James Monroe Hill left, after supper, to ride over to his home. He told Ernest he’d see him again; and he did.
The start for the fifty-mile ride to Gonzales was made at daybreak, with the hospitable Burnam family waving good-by from the block-house. The winding trace led across numerous streams, and past several isolated ranches; and near sunset Dick Carroll again pointed before.
“Gonzales—little old Gonzales,” he informed. “She’s the last of the white settlements, but she’s home, and it’s good to see her again.”
They entered another straggling town, smaller than San Felipe. Dick exchanged greetings with the people whom he passed; he turned his horse and Ernest’s into the public corral, for the night, and led the way, through the dusk, for supper and bed in his own cabin, which was to be Ernest’s also.
III
SANTA ANNA PROVES FALSE
Ernest awakened in the morning full of curiosity. While Dick Carroll was attending to some business matters, after breakfast, he himself had time to explore his new home. Gonzales was not much of a town, as yet, being smaller than San Felipe. However, it was lavishly laid out, six miles square, in blocks divided off by broad straight streets, which ran out into the open country, the majority indicated only by surveyor’s stakes and some indicated not at all. There were a Market Square, and a Military Plaza, and other public parks (as required by Mexican law); a hotel called Turner’s Inn; a sort of a fort, in case of Indian attacks; a store or two; and about twenty houses of logs and clapboards, and well scattered. On many of the squares there was only a single house; and on others none at all. The main residence section was the southwest corner of the tract, called the “inner” town. To north and east extended the “outer” town, sparsely occupied by ranches.

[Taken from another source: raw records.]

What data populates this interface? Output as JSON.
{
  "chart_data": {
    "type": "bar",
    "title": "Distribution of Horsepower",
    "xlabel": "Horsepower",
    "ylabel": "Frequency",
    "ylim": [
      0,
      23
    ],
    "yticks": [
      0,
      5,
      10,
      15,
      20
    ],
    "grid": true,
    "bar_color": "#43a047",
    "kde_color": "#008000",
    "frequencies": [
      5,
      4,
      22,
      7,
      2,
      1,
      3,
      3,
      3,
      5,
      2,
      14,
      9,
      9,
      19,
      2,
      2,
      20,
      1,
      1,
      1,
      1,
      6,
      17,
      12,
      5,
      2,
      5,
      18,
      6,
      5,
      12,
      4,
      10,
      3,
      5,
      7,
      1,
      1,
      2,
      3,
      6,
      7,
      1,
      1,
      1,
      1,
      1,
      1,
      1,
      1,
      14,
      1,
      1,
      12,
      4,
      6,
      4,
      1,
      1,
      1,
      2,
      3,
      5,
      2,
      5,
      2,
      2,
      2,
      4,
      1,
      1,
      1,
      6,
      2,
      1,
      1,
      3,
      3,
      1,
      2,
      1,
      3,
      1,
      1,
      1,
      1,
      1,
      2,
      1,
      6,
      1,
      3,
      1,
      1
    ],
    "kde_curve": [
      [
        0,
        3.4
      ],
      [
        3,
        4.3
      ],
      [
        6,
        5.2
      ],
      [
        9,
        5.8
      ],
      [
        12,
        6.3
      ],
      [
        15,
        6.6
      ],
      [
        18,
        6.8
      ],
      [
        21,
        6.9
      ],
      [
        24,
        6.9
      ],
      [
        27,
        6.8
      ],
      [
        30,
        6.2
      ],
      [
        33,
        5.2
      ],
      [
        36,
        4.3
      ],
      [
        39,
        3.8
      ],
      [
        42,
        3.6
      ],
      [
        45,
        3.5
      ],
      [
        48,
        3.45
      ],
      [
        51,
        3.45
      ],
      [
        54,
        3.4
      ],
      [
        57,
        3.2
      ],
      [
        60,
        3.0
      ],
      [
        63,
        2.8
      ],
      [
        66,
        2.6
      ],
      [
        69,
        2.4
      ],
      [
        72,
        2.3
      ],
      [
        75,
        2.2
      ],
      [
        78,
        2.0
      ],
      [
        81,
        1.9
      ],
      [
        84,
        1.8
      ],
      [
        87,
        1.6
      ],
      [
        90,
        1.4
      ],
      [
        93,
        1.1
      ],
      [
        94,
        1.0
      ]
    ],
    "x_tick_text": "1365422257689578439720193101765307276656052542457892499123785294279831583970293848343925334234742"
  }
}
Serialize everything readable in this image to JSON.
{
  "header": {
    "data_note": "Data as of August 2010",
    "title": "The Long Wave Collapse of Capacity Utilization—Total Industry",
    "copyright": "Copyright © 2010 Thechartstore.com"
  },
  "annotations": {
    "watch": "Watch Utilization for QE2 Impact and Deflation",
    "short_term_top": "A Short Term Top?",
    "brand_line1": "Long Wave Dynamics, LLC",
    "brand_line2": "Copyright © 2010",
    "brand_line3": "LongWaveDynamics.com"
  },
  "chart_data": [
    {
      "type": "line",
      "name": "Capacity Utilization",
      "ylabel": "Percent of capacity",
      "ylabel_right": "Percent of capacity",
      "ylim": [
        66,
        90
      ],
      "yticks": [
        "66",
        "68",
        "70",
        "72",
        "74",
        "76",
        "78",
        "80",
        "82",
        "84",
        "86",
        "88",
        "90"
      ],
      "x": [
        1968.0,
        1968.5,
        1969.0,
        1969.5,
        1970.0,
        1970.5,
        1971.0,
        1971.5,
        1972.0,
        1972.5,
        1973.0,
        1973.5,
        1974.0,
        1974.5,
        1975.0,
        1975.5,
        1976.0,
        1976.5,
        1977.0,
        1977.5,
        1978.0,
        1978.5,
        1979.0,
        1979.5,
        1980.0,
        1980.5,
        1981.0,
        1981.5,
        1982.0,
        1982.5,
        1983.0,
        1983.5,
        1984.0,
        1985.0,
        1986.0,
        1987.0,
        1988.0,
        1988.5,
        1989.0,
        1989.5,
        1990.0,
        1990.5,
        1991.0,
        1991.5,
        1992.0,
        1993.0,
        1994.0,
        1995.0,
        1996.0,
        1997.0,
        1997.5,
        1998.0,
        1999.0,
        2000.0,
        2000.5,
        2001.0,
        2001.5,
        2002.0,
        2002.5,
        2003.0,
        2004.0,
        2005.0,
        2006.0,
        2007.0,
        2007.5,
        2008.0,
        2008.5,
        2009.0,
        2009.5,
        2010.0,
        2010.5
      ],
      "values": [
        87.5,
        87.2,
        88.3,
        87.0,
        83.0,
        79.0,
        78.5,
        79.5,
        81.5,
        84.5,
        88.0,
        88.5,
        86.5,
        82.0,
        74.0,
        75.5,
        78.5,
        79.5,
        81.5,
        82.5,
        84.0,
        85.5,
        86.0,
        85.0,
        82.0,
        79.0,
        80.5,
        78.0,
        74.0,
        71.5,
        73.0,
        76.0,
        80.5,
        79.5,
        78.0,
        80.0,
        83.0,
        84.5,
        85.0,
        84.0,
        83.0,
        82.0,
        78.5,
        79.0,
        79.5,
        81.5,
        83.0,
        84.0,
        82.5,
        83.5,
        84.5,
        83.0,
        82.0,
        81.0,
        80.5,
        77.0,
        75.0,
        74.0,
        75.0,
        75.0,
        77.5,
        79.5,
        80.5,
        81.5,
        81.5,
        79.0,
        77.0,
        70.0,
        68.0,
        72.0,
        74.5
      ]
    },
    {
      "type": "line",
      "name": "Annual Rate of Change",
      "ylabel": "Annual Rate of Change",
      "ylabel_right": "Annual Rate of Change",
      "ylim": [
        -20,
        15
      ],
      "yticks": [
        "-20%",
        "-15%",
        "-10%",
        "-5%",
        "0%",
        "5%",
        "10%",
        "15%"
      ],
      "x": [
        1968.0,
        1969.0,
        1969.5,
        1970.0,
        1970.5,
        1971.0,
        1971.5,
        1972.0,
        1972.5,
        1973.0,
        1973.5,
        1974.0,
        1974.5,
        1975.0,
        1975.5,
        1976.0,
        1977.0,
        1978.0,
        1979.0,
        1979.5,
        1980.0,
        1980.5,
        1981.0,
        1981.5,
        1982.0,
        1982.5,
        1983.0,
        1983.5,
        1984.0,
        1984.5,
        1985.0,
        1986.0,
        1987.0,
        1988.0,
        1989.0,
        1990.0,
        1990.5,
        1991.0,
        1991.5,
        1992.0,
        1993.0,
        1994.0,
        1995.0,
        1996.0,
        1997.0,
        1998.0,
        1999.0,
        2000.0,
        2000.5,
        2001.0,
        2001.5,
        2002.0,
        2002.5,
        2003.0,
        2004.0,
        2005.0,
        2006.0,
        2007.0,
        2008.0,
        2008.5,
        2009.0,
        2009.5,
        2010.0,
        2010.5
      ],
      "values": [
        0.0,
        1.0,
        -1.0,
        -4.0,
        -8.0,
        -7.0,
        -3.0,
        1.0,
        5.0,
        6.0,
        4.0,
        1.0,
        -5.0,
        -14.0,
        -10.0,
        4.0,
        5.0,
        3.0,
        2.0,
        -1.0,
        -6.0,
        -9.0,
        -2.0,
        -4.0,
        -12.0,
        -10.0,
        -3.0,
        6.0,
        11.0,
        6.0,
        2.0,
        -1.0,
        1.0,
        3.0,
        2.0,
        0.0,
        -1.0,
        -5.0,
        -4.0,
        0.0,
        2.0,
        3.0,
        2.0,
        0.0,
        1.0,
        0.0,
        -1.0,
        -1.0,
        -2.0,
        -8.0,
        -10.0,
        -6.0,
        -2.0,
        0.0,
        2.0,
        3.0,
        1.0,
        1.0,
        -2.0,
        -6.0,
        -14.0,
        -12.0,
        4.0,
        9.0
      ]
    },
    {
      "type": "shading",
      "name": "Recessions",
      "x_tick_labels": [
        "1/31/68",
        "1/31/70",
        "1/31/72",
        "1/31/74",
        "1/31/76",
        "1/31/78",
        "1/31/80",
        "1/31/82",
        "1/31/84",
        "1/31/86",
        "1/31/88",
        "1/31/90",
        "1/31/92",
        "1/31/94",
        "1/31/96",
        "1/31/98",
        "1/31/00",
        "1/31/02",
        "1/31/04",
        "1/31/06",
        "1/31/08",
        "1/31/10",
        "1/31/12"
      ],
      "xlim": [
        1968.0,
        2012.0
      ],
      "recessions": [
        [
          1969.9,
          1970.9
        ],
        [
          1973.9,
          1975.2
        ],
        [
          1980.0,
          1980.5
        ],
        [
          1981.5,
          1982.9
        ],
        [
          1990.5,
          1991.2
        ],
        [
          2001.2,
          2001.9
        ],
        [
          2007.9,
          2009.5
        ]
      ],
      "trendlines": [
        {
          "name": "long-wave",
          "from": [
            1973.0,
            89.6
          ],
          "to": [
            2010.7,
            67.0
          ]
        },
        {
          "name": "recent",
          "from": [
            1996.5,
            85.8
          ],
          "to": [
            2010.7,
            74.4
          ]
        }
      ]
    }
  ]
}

This Gonzales was located on a timbered prairie, from which trees had been cut for house building. The Guadalupe River flowed in a curve on the west edge of town, and a few families had settled across on the west side of the river. In the north of the “outer” town was a heavy timber patch, which Smith’s Creek separated from a green prairie to the south; and through the town wended Kerr’s Creek, along which the first cabins had been erected, in 1825, when Colonel Green DeWitt (who owned all the vast colony tract) and Major James Kerr, of the Missouri senate, brought in the first settlers.
In honor of Don Rafael Gonzales, governor of Coahuila and Texas, was the settlement named; in 1826 it had been destroyed by the Indians and was rebuilt in 1827.